In January, Murdoch announced that the Wapping facility was ready to open and that henceforth The Sun and News of the World would be printed there. The unions protested. They held -- and won -- a strike vote.

In response, Murdoch moved all his operations to Wapping. There, inside an old dock warehouse long closed to public view by barbed wire and security guards, he had secretly installed new computerized systems and presses large enough to accommodate production of all four newspapers.

Employing a greatly reduced new staff of secretly trained members of the electrical engineers union -- less militant than the printers and less fastidious in their concern for labor solidarity during the current period of high unemployment -- he fired all striking print union members.

When the workers tried to picket other Murdoch offices outside of Wapping -- including Murdoch-owned suppliers and distribution networks -- it was declared illegal.
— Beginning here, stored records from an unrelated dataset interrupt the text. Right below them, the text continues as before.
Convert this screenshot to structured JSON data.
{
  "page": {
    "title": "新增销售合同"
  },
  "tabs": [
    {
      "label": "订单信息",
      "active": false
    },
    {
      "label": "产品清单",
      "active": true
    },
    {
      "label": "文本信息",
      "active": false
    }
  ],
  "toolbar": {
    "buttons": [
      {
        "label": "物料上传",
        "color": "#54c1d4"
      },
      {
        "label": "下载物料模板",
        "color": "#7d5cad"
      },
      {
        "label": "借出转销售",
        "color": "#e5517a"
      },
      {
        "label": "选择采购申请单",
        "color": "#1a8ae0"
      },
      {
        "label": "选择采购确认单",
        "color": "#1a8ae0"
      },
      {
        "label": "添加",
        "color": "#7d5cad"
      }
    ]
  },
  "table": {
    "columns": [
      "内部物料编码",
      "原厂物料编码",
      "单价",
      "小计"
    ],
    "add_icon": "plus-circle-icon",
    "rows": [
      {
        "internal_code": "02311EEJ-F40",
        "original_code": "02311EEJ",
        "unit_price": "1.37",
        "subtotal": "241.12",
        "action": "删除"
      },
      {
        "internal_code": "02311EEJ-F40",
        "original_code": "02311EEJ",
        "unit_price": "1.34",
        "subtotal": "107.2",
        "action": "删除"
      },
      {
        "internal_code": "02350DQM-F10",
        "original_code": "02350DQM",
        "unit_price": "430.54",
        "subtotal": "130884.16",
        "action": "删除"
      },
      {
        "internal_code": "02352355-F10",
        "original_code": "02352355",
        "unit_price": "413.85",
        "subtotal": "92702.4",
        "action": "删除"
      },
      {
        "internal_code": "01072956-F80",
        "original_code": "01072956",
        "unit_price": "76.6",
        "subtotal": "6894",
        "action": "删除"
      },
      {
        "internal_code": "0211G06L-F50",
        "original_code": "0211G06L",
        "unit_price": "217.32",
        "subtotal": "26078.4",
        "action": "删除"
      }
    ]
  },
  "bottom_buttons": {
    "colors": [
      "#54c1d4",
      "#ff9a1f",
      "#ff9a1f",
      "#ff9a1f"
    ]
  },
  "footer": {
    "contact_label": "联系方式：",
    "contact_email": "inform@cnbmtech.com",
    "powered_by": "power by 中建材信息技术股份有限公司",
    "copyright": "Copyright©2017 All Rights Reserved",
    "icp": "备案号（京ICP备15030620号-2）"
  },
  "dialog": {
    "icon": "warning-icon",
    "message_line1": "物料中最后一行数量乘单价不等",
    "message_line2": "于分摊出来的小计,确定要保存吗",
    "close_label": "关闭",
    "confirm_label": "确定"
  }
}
Long in advance, Murdoch had diversified his operations under a series of newly registered, separate companies. Any picket against them -- or attempt to inhibit their operations -- was a violation of the law against secondary actions. Nor can other unions honor the printers' action with solidarity strikes. All such actions now are illegal.

Other papers with modernization plans long in mothballs have turned tough. The Daily Telegraph and Sunday Telegraph last month announced that they would move all printing and editorial operations to a new building in central London, with "substantial" job cuts to save costs. The Daily Mirror is moving to a new plant in the dock area and already has cut half of its 6,000-person work force.

Murdoch's move also has posed serious questions for the opposition Labor Party and the powerful Trades Union Congress that supports it. While pledging to repeal much of the Thatcher revolution once they get back into power, they have begun studying the possibility of legislating "positive rights" for workers. The change is significant because the establishment of a legal "right to strike" implies that there are times when workers cannot claim such a right.

In a minor success for the print unions, Murdoch has agreed to negotiate over a token number of jobs at his other operations.

But even union leader Dean acknowledged that they have lost the larger battle. "It's going to be a very, very difficult thing" for members to face up to the fact that most of them are out for good, she said.